Auftritt Zora Berweger
by Kristin Schmidt
Reliefs sind das Bindeglied zwischen der zweidimensionalen und der dreidimensionalen Welt. Sie besitzen die flächige Qualität eines Bildes und die räumliche eines Objektes. Zora Berweger arbeitet schon seit längerem aus diesem Grund mit Reliefs und reizt deren Grenzen beiderseits weiter aus: in Richtung Malerei als auch in Richtung Objekt. Die gebürtige Bernerin ist Bürgerin von Stein AR und hat bereits zweimal den Werkbeitrag der Ausserrhodischen Kulturstiftung erhalten. Sie formt ihre Reliefs unter anderem aus Salzteig, ein Material, das eher als Bastelmaterial bekannt ist denn als künstlerischer Werkstoff – und doch ist es für Zora Berweger genau das richtige: Er ist einfach herzustellen, leicht zu verarbeiten und besitzt eine besondere, raue Oberfläche. Salzteig besteht aus Getreide, Salz und Wasser. Angetan vom archaischen Charakter des Materials verzichtet die Künstlerin sogar darauf, ihre Objekte zu backen, sondern lässt sie einfach trocknen. Dazu passt auch die Bearbeitung mit der blossen Hand: «Ich will nicht gegen das Objekt arbeiten. Das Material fasziniert mich und ich untersuche, welch künstlerisches Potenzial darin steckt, welche Kraft es hat und welche aus den gewellten, den graden Linien und den einfachen Formen kommt.» Die Farbgebung unterstützt diese Kraft. Um nicht gegen das Objekt und seine fein strukturierte Oberfläche zu arbeiten, sprüht die Künstlerin die Farben flach und von den Seiten her auf. Damit betont sie die Dreidimensionalität des Reliefs. Zugleich verschwinden die Grenzen von Lichteinfall und Farbauftrag.

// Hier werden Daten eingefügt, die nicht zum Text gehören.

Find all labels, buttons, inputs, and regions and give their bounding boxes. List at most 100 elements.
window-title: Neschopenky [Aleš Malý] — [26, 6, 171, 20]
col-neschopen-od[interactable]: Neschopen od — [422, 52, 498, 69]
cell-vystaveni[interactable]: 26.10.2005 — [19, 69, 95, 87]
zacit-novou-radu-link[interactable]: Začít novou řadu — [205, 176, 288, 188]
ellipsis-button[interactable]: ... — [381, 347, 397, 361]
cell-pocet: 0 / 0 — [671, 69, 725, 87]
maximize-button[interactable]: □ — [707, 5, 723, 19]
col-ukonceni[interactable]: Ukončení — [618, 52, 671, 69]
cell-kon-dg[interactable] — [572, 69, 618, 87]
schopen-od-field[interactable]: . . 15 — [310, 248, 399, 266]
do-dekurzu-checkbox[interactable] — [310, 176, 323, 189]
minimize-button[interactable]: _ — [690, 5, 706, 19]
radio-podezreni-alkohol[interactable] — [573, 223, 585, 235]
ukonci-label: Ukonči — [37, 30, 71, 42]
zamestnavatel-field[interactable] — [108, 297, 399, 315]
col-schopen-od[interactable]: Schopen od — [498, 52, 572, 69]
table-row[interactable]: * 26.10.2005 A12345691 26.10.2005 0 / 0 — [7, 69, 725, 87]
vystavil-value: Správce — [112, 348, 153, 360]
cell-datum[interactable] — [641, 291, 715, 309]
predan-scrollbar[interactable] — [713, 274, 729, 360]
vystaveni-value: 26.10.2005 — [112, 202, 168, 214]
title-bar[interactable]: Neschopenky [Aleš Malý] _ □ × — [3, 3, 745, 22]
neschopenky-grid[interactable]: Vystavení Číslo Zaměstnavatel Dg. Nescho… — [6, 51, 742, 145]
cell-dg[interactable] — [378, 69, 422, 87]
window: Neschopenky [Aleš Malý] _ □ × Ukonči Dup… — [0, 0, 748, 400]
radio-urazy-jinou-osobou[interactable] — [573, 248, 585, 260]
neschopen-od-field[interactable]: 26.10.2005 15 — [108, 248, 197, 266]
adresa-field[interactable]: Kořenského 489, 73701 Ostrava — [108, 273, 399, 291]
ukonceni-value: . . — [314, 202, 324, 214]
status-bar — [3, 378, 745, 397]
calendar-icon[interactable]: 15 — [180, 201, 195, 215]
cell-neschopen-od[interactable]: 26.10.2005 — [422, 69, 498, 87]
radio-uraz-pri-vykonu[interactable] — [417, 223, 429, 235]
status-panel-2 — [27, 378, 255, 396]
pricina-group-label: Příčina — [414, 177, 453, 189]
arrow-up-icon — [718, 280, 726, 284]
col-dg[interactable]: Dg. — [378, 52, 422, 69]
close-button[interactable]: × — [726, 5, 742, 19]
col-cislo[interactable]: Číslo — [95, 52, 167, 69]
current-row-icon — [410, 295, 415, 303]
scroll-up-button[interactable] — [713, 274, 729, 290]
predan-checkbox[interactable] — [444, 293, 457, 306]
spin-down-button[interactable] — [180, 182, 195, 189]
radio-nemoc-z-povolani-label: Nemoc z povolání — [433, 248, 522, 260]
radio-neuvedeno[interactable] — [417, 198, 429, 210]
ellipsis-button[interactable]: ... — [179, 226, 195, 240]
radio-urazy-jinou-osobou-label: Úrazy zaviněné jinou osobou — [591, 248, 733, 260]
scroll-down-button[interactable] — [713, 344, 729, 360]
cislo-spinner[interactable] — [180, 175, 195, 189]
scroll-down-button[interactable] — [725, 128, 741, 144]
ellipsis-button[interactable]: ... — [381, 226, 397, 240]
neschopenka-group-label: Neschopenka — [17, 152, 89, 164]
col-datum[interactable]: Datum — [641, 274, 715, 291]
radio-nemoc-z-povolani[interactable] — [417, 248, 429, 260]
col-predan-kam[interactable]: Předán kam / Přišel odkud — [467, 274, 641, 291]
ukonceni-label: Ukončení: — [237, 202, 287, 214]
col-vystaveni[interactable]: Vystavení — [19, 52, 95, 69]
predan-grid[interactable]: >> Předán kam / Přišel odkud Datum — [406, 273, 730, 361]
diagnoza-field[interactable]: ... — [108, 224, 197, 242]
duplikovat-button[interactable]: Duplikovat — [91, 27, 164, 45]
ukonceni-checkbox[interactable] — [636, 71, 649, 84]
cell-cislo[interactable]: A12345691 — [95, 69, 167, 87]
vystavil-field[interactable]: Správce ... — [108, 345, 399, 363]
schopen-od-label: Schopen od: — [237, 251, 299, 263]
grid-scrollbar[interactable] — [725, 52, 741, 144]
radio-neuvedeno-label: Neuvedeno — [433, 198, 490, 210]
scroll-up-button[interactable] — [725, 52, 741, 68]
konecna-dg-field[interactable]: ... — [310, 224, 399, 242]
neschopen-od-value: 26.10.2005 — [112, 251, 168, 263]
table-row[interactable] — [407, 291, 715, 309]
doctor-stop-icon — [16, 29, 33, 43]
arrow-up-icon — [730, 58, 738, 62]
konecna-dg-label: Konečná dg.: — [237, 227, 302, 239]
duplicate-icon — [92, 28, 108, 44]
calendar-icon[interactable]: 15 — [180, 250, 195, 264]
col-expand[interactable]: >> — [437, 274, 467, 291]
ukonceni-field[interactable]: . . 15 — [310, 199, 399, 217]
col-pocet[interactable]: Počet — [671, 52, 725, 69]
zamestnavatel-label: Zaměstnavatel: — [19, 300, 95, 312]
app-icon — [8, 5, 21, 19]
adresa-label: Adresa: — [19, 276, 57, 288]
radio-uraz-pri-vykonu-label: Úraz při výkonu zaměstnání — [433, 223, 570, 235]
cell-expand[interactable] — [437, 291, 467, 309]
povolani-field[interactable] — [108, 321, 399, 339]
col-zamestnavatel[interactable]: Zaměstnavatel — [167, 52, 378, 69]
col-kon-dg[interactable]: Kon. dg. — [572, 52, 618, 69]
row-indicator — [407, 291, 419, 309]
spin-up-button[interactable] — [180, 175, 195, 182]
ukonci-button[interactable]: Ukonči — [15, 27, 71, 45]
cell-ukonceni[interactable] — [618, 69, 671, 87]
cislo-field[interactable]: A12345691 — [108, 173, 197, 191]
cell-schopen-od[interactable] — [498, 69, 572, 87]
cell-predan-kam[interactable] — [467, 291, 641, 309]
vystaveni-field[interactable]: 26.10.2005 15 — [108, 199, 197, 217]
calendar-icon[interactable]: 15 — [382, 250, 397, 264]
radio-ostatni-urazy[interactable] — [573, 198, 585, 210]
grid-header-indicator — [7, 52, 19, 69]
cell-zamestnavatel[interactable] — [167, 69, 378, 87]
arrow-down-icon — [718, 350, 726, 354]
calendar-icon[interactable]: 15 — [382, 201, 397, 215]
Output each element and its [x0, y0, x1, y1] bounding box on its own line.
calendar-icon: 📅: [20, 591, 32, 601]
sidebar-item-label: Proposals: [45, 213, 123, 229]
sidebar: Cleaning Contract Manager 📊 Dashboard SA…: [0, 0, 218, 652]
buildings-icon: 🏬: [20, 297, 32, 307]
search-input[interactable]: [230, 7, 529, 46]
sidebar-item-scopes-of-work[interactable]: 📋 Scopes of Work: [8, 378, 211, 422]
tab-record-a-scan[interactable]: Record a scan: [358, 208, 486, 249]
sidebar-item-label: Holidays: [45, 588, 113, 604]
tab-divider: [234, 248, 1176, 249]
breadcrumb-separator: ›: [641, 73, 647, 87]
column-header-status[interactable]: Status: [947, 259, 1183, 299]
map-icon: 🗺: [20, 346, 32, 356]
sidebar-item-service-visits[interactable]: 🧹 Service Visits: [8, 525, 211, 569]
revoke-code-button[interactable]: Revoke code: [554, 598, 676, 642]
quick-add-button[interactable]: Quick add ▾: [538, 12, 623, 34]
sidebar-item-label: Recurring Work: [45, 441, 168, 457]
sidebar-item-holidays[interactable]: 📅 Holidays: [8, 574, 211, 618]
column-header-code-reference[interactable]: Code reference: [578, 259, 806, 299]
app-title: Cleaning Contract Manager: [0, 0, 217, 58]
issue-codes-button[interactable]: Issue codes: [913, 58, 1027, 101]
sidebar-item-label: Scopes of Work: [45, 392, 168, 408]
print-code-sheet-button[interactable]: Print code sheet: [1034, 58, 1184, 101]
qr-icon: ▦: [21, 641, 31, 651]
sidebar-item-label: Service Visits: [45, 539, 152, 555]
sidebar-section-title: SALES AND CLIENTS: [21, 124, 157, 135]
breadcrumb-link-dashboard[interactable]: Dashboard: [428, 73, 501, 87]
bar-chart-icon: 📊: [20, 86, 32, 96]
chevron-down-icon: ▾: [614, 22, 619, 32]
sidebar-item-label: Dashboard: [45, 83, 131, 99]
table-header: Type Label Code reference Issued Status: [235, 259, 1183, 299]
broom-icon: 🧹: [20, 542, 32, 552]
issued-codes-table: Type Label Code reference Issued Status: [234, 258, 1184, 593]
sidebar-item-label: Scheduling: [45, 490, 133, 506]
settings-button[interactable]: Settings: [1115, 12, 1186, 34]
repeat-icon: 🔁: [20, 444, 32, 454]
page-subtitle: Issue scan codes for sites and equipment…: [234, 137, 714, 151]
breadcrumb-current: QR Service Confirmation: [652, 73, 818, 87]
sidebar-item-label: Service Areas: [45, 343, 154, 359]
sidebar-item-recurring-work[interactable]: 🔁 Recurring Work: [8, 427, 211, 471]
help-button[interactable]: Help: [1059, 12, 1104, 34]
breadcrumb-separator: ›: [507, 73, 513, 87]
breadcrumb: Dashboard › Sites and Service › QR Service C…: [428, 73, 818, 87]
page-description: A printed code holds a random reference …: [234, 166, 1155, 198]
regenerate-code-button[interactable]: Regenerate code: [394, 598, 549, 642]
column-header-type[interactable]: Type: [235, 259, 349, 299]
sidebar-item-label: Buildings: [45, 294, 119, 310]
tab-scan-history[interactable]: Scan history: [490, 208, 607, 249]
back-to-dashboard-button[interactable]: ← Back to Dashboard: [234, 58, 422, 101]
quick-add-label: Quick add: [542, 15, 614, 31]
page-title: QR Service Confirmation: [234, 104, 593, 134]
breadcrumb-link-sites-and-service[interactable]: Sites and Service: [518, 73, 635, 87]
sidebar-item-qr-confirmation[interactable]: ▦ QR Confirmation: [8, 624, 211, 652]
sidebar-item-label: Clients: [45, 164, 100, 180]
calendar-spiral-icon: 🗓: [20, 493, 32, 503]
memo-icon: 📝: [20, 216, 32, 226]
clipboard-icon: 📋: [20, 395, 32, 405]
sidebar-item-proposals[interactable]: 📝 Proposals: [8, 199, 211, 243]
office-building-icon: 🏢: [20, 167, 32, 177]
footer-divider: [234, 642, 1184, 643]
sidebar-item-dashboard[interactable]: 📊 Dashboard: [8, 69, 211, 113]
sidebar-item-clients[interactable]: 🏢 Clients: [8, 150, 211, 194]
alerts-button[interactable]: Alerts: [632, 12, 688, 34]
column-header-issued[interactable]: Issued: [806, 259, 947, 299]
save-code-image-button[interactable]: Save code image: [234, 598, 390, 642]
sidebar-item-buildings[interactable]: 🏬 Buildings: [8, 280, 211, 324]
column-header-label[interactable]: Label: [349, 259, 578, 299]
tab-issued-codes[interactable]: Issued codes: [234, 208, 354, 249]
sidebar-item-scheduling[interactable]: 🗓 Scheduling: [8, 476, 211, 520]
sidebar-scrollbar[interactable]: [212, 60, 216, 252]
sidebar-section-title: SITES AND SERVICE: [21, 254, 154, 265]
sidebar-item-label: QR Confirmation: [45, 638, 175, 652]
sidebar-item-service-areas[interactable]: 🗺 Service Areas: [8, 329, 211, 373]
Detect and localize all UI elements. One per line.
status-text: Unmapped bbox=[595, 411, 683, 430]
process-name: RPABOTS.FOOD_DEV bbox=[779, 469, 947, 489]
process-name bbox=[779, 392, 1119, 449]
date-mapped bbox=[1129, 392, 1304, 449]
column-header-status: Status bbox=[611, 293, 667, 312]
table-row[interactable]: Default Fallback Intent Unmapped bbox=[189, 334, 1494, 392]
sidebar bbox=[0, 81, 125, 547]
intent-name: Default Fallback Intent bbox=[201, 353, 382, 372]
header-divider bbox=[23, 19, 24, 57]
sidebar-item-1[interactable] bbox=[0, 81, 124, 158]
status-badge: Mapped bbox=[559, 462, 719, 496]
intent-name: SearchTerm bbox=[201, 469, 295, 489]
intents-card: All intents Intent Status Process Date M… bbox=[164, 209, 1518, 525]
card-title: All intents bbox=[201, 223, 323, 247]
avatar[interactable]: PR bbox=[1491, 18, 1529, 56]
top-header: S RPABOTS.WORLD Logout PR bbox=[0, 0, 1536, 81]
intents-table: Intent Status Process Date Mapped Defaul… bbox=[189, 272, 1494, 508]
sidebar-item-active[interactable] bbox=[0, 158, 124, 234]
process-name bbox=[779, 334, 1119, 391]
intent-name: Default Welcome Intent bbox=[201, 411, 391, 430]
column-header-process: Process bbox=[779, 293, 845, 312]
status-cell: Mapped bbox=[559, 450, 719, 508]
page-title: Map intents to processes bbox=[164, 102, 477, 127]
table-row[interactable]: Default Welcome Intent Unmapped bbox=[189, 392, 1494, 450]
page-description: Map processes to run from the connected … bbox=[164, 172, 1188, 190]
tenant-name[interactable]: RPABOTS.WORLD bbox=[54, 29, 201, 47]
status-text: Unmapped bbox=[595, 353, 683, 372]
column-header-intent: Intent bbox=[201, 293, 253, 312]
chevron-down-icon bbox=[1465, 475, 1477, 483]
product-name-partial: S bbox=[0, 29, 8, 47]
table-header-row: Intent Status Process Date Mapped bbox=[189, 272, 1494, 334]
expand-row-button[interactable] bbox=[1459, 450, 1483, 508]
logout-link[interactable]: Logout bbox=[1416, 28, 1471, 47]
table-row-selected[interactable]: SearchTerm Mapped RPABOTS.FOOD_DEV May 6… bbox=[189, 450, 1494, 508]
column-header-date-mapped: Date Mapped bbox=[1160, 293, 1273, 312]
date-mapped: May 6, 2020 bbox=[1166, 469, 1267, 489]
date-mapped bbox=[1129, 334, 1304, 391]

Hier hat die Künstlerin von der einen Seite her pink gesprüht, von der anderen her grün; damit entsteht eine irisierende Wirkung. Der ebenfalls abgebildete Farbkontrollstreifen ist wichtig für jede Reproduktion von Kunstwerken, denn die Kamera reagiert verwirrt auf besondere Farb- oder Lichtsituationen. Druckmaschinen hingegen sind stoisch: Sie verarbeiten die vorliegende Farbinformation, sie interpretieren nicht. Nur die Menschen an der Maschine können das Druckergebnis steuern und perfektionieren. Indem Zora Berweger den Farbkontrollstreifen integriert, verweist sie auf die Übersetzung: Das eigentlich spannende Objekt besteht aus Salzteig, hier ist es nur abgebildet. Aber es ist gestanzt, so lässt es sich herausnehmen. Dann jedoch fehlt auch der fotografierte Schatten – die Reproduktion wird zu einem neuen, eigenständigen Werk.